5. Les déterminants juridiques de la dérogation en faveur du président Kasa- Vubu

 

Le contexte juridique est marqué par deux moments clés :

1° le 11 avril 1964, la Commission constitutionnelle adopte un texte à 204 articles destiné à être soumis au referendum sans aucun amendement

2° le referendum qui se déroule du 27 Juin au 10 Juillet 1964, dans les territoires non occupés par les rebelles.

 

C’est au regard des dispositions de la Constitution du 1er Août 1964 que le mécanisme  de la dérogation a pu être appliquée. En effet,  en ce qui concerne le président de la République, l’Article 55 de la Constitution du 1er août 1964 stipule :

– Le Président de la République est élu pour cinq ans.
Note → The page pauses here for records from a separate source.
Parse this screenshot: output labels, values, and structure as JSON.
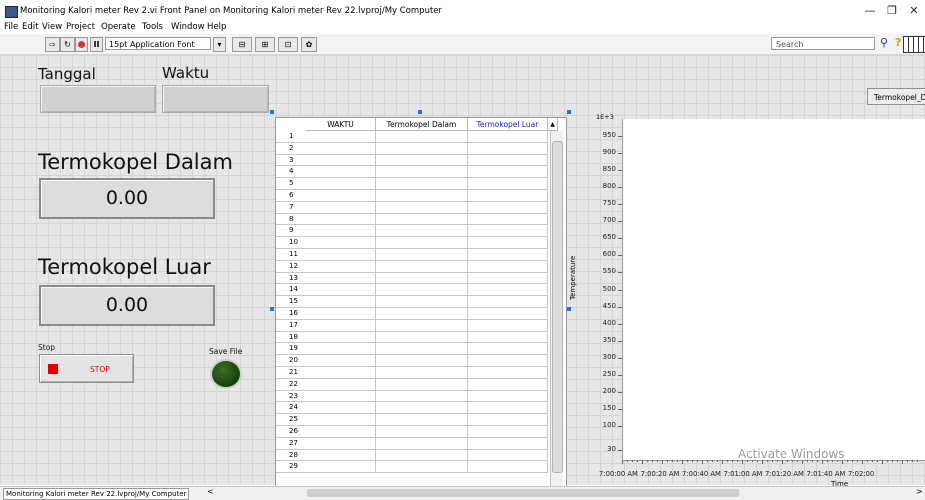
{
  "window": {
    "title": "Monitoring Kalori meter Rev 2.vi Front Panel on Monitoring Kalori meter Rev 22.lvproj/My Computer",
    "minimize": "—",
    "restore": "❐",
    "close": "✕"
  },
  "menu": [
    "File",
    "Edit",
    "View",
    "Project",
    "Operate",
    "Tools",
    "Window",
    "Help"
  ],
  "toolbar": {
    "font": "15pt Application Font",
    "search_placeholder": "Search"
  },
  "panel": {
    "tanggal_label": "Tanggal",
    "waktu_label": "Waktu",
    "termokopel_dalam_label": "Termokopel Dalam",
    "termokopel_dalam_value": "0.00",
    "termokopel_luar_label": "Termokopel Luar",
    "termokopel_luar_value": "0.00",
    "stop_label": "Stop",
    "stop_button": "STOP",
    "save_file_label": "Save File",
    "right_button": "Termokopel_D"
  },
  "table": {
    "columns": [
      "WAKTU",
      "Termokopel Dalam",
      "Termokopel Luar"
    ],
    "row_numbers": [
      "1",
      "2",
      "3",
      "4",
      "5",
      "6",
      "7",
      "8",
      "9",
      "10",
      "11",
      "12",
      "13",
      "14",
      "15",
      "16",
      "17",
      "18",
      "19",
      "20",
      "21",
      "22",
      "23",
      "24",
      "25",
      "26",
      "27",
      "28",
      "29"
    ]
  },
  "chart_data": {
    "type": "line",
    "ylabel": "Temperature",
    "xlabel": "Time",
    "y_multiplier": "1E+3",
    "ylim": [
      0,
      1000
    ],
    "y_ticks": [
      "950",
      "900",
      "850",
      "800",
      "750",
      "700",
      "650",
      "600",
      "550",
      "500",
      "450",
      "400",
      "350",
      "300",
      "250",
      "200",
      "150",
      "100",
      "30"
    ],
    "x_ticks": [
      "7:00:00 AM",
      "7:00:20 AM",
      "7:00:40 AM",
      "7:01:00 AM",
      "7:01:20 AM",
      "7:01:40 AM",
      "7:02:00"
    ],
    "series": []
  },
  "overlay": {
    "watermark": "Activate Windows"
  },
  "statusbar": {
    "path": "Monitoring Kalori meter Rev 22.lvproj/My Computer",
    "left_arrow": "<",
    "right_arrow": ">"
  },
  "colors": {
    "panel_bg": "#e6e6e6",
    "led_off": "#1e4a12",
    "stop_red": "#e10000",
    "luar_header": "#1a1acc"
  }
}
– Son mandat expire six mois après la fin de la législature.

– Le Président de la République n’est rééligible immédiatement qu’une fois

L’Article 57 de la même Constitution du 1er aout 1964 précisait en son 6e alinéa : «  Le Président de la République élu conformément aux dispositions du présent article exerce ses fonctions jusqu’à l’expiration de la durée normale du mandat de son prédécesseur. » Il est clair que cette disposition, ne concernait pas le mandat du président  Kasa-Vubu obtenu lors de son élection, au second degré, en 1960.

Le président Kasa-Vubu a laissé « glisser » son mandat comme chose normale et régulière en fondant cette dérogation, non pas sur la Loi fondamentale, mais sur la Constitution du 1er Août 1964. Les dispositions transitoires (titre XIV) de la Constitution du 1er Août 1964 indiquaient, à l’article 182 : «  Les pouvoirs du Président de la République actuellement en fonction ne viendront à expiration que lors de la prestation de serment du Président de la République qui sera élu…pour la première fois, conformément aux dispositions de l’article 56 de l’actuelle Constitution. Cette première élection aura lieu six mois après la première réunion des Chambres élues en vertu de l’alinéa 2 de l’article 181. »
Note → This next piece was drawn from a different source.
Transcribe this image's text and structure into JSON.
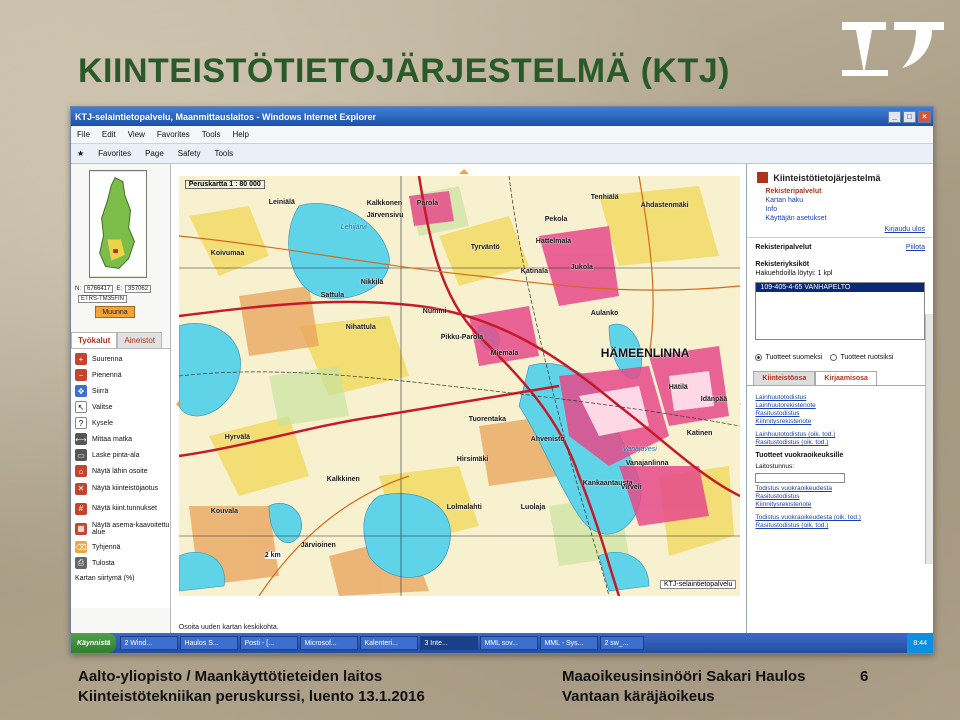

Et l’article 181 stipulait : « Des élections en vue de la constitution de nouvelles Chambres auront lieu dans un délai de six mois à compter de la date d’entrée en vigueur de la présente Constitution ».
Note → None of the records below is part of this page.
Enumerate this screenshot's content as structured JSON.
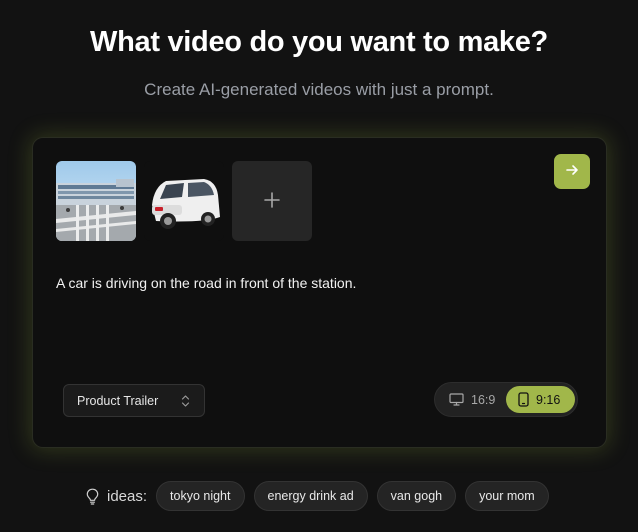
{
  "header": {
    "title": "What video do you want to make?",
    "subtitle": "Create AI-generated videos with just a prompt."
  },
  "composer": {
    "attachments": [
      {
        "name": "station-photo",
        "kind": "image"
      },
      {
        "name": "white-car-photo",
        "kind": "image"
      }
    ],
    "add_icon": "plus-icon",
    "submit_icon": "arrow-right-icon",
    "prompt_value": "A car is driving on the road in front of the station.",
    "style_select": {
      "selected": "Product Trailer",
      "icon": "chevron-up-down-icon"
    },
    "aspect_ratios": [
      {
        "label": "16:9",
        "icon": "monitor-icon",
        "selected": false
      },
      {
        "label": "9:16",
        "icon": "phone-icon",
        "selected": true
      }
    ]
  },
  "ideas": {
    "icon": "lightbulb-icon",
    "label": "ideas:",
    "chips": [
      "tokyo night",
      "energy drink ad",
      "van gogh",
      "your mom"
    ]
  },
  "colors": {
    "accent": "#a1b74a",
    "background": "#121212",
    "card": "#0f0f0f",
    "muted_text": "#9a9ea6"
  }
}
Ce délai pourra être prorogé de trois mois au maximum par le Président de la République.

Ainsi, concrètement, il s’est passé ceci :

 

1° La Constitution entre en vigueur le 1er Août 1964. Les élections législatives sont attendues 6 mois plus tard entre février et mars 1965

2° 30 avril 1965 : Clôture des élections législatives est organisée

3° Du 1er au 20 Août 1965 : il est procédé à la proclamation des résultats  des élections législatives.

4° Les élections présidentielles sont prévues au mois de décembre 1965

5° 4 septembre 1965 : le Chef de l’Etat signe l’ordonnance n° 311 convoquant la Chambre des Députés et le Sénat  en session extraordinaire (selon art 182).

6° A ce stade, l’élection présidentielle devrait être convoquée  entre le 20 janvier 1966 et le 19 février 1966 avant l’expiration du mandat du Président de la République.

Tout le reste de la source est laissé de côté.